The intense radiation that nuclear reactors produce can make the reactor’s metal porous and brittle, which leads to cracking and failure. An international team of engineers has discovered an inexpensive solution. They found that adding a small amount of carbon nanotubes to metal makes it more resilient, so it can withstand extreme radiation exposure without breaking down. The researchers—from MIT, Texas A&M, and universities in Korea, Chile, and Argentina—described their discovery in a paper that published in the journal Nano Energy.

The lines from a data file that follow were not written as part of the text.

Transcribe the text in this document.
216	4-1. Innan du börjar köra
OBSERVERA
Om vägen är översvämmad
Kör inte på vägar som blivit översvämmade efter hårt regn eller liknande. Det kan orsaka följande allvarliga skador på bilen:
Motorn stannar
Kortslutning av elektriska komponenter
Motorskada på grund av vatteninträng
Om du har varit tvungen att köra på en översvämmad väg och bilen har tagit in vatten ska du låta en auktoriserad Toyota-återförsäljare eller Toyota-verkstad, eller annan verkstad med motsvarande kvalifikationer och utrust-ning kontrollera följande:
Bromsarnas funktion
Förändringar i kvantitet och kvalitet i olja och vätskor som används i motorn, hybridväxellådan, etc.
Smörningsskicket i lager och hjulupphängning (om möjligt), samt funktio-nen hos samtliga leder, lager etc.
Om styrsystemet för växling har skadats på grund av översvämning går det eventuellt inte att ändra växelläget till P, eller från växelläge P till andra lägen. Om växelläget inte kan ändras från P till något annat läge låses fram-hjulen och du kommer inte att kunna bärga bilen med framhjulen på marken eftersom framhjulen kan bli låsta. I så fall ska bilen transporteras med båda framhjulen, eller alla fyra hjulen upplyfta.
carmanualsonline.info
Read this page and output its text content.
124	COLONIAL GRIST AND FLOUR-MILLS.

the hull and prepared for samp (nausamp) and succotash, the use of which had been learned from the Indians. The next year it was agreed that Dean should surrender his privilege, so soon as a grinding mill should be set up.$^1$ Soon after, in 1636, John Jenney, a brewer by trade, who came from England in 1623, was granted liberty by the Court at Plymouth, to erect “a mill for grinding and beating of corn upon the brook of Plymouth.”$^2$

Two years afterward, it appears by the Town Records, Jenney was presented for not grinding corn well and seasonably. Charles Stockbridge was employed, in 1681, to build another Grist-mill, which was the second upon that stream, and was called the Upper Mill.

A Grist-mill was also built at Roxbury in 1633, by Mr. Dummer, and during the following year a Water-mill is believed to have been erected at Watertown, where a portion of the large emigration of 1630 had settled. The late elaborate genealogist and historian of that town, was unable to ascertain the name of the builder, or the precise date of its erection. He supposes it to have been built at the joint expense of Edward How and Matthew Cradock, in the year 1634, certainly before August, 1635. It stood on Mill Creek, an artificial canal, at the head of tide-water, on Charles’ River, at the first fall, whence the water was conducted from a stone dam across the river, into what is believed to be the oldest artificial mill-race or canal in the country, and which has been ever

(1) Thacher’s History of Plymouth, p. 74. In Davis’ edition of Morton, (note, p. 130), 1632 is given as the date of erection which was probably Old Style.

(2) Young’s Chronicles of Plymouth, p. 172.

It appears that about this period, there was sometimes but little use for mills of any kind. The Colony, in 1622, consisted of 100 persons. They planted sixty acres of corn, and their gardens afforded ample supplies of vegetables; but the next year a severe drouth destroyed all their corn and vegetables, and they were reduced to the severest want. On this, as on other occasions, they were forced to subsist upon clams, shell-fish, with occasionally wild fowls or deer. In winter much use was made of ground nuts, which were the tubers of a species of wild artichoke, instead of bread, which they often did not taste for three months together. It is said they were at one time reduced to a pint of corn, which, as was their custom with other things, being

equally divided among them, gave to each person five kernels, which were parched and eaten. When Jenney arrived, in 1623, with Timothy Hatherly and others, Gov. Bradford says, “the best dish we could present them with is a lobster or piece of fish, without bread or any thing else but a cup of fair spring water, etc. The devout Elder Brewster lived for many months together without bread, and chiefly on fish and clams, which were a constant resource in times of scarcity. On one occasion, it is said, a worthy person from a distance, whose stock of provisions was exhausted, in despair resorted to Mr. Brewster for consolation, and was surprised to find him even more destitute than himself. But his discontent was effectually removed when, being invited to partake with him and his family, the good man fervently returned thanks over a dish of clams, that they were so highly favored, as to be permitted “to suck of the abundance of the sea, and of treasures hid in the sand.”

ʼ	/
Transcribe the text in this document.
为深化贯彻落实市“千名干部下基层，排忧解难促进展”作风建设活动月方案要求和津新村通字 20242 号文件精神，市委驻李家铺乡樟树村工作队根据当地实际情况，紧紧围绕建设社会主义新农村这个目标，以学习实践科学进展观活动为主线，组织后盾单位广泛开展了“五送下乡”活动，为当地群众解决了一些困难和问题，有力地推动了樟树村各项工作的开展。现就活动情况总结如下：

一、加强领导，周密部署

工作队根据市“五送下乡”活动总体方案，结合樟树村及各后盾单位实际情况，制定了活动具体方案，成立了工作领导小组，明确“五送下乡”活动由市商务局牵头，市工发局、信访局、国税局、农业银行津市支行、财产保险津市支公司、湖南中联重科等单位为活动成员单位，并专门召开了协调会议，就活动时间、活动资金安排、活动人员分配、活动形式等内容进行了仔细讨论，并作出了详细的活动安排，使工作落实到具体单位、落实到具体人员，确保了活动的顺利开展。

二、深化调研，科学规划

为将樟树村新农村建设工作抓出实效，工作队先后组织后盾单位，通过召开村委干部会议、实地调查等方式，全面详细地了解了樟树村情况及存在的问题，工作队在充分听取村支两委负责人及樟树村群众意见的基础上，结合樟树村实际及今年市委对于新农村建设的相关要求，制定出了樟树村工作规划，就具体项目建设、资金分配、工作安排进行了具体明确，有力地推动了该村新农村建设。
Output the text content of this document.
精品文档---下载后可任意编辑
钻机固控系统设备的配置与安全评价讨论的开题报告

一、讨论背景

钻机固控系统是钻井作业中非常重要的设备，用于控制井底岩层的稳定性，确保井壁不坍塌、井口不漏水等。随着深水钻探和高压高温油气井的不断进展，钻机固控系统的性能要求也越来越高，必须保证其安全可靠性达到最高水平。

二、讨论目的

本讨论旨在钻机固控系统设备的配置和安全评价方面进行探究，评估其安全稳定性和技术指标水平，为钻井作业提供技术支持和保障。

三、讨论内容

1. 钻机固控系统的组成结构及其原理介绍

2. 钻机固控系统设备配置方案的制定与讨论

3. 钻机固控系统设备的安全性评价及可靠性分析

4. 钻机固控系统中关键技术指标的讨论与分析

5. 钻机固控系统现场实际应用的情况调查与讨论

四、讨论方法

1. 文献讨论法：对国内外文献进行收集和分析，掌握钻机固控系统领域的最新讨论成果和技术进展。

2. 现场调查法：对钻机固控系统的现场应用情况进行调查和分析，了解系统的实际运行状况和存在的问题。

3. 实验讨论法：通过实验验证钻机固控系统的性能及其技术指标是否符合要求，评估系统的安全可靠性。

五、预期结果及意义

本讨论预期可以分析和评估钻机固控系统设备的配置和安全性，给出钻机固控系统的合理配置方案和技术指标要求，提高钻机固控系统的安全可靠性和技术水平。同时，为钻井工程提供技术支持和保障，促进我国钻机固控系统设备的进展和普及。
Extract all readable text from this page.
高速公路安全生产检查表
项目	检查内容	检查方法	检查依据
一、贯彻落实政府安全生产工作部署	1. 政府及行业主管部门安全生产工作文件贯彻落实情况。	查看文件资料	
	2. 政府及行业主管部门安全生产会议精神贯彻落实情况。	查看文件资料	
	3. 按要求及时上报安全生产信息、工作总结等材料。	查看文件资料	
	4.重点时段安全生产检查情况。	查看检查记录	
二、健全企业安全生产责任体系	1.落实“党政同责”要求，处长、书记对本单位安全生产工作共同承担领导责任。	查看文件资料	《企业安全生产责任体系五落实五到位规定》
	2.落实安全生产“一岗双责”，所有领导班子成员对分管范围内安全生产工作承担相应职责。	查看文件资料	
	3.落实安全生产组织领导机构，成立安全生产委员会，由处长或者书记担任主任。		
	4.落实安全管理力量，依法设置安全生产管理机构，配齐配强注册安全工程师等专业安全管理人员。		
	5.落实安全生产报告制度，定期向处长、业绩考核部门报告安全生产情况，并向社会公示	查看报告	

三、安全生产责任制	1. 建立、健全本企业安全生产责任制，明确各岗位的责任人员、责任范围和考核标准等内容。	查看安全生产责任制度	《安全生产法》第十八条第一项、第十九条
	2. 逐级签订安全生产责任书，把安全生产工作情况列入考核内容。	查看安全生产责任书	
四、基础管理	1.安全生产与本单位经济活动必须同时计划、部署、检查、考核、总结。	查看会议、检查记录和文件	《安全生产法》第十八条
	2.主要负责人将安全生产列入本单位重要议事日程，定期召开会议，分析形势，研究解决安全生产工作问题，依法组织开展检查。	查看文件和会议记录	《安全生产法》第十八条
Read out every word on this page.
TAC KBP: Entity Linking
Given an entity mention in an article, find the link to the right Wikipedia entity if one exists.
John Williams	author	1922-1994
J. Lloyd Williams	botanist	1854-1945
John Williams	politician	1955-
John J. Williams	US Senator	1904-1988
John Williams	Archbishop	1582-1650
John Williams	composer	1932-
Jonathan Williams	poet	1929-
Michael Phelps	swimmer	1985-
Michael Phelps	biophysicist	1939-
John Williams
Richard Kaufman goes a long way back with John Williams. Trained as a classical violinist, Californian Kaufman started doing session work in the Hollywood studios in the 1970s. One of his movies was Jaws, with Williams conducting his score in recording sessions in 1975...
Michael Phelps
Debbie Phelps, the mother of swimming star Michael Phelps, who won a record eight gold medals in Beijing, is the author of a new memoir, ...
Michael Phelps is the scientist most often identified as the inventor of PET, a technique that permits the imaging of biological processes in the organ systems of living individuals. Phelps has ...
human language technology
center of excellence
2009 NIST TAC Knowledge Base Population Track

When nuclear fission occurs inside reactors, gases such as helium get trapped inside the metal and slowly make it weaker. By adding a small amount of carbon nanotubes to aluminum, the researchers created a composite material that has one-dimensional “nano chimneys” that helium uses to escape the metal. Even before the composite was exposed to radiation, it was already stronger and exhibited better “tensile ductility,” meaning it was able to deform without breaking. After radiation exposure, a control sample became porous and brittle, but the new material was five to ten times more resilient.
The carbon nanotubes only make up one or two percent of the composite, and they are inexpensive and easy to produce. So far, this new technique has only been proven to work for aluminum, but it could also be used on other metals to make a composite that would be suitable for commercial reactors, or perhaps other extreme environments such as space.